Symptoms occur from adolescence, but diagnosis is often delayed until adulthood. Hyperandrogenism manifests as acne, slowly progressive hirsutism (Ferriman and Gallwey score of 8 or higher), and sometimes virilization including temporal balding, voice deepening, and clitoromegaly. Many patients have menstrual dysfunction, infrequent or absent ovulation, and polycystic ovaries. Insulin resistance may lead to obesity, numerous skin tags (achrochordons), and acanthosis nigricans. Acanthosis nigricans is characterized by the presence of velvety, verrucous, hyperpigmented skin, found most frequently on the back of the neck, axillae, and in other skin fold areas. HAIR-AN syndrome can cause acute psychological distress with morbidity, depression (24% of cases), and self-esteem problems. Due to insulin resistance, obesity, and menstrual dysfunction, patients have a significantly increased risk of type 2 diabetes mellitus and infertility.
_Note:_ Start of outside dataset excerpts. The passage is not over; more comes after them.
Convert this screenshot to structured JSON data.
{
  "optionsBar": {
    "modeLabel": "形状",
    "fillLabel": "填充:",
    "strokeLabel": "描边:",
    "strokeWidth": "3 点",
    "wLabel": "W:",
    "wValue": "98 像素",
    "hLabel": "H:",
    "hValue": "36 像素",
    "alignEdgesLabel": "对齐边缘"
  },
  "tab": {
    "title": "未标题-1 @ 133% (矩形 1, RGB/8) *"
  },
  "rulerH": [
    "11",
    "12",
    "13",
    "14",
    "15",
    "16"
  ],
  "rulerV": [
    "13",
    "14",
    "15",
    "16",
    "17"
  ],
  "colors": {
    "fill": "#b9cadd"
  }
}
Etiology is still unknown but the syndrome may be associated with mutations of the tyrosine kinase domain of the insulin receptor gene (INSR).

Diagnosis is based on the presence of the triad: hyperandrogenism, insulin resistance, and acanthosis nigricans. However, women with insulin resistance may not present with acanthosis nigricans. Fasting insulin levels, fasting glucose-to-insulin ratio, glucose challenge testing, and the euglycemic hyperinsulinemic clamp tests may be useful to confirm the diagnosis, but no solid consensus has been established so far.

Differential diagnoses include late-onset congenital adrenal hyperplasia (see this term), Cushing's syndrome (see this term), and ovarian and adrenal hormone producing tumors.

Management is multifactorial and includes weight loss, oral contraceptive pills, and antiandrogens (spironolactone, GnRH agonists, and flutamide, used in association with contraception). Treatments for insulin resistance, such as metformin, are controversial but are used frequently. Management should also include consideration of the potential psychological disorders.

Early diagnosis and treatment of HAIR-AN syndrome may improve the quality of life of patients. Undiagnosed and untreated insulin resistance is linked to long-term sequelae, such as coronary artery disease, hyperlipidemia, and type II diabetes. In adolescents, depression and potential suicidal behavior should be aggressively addressed.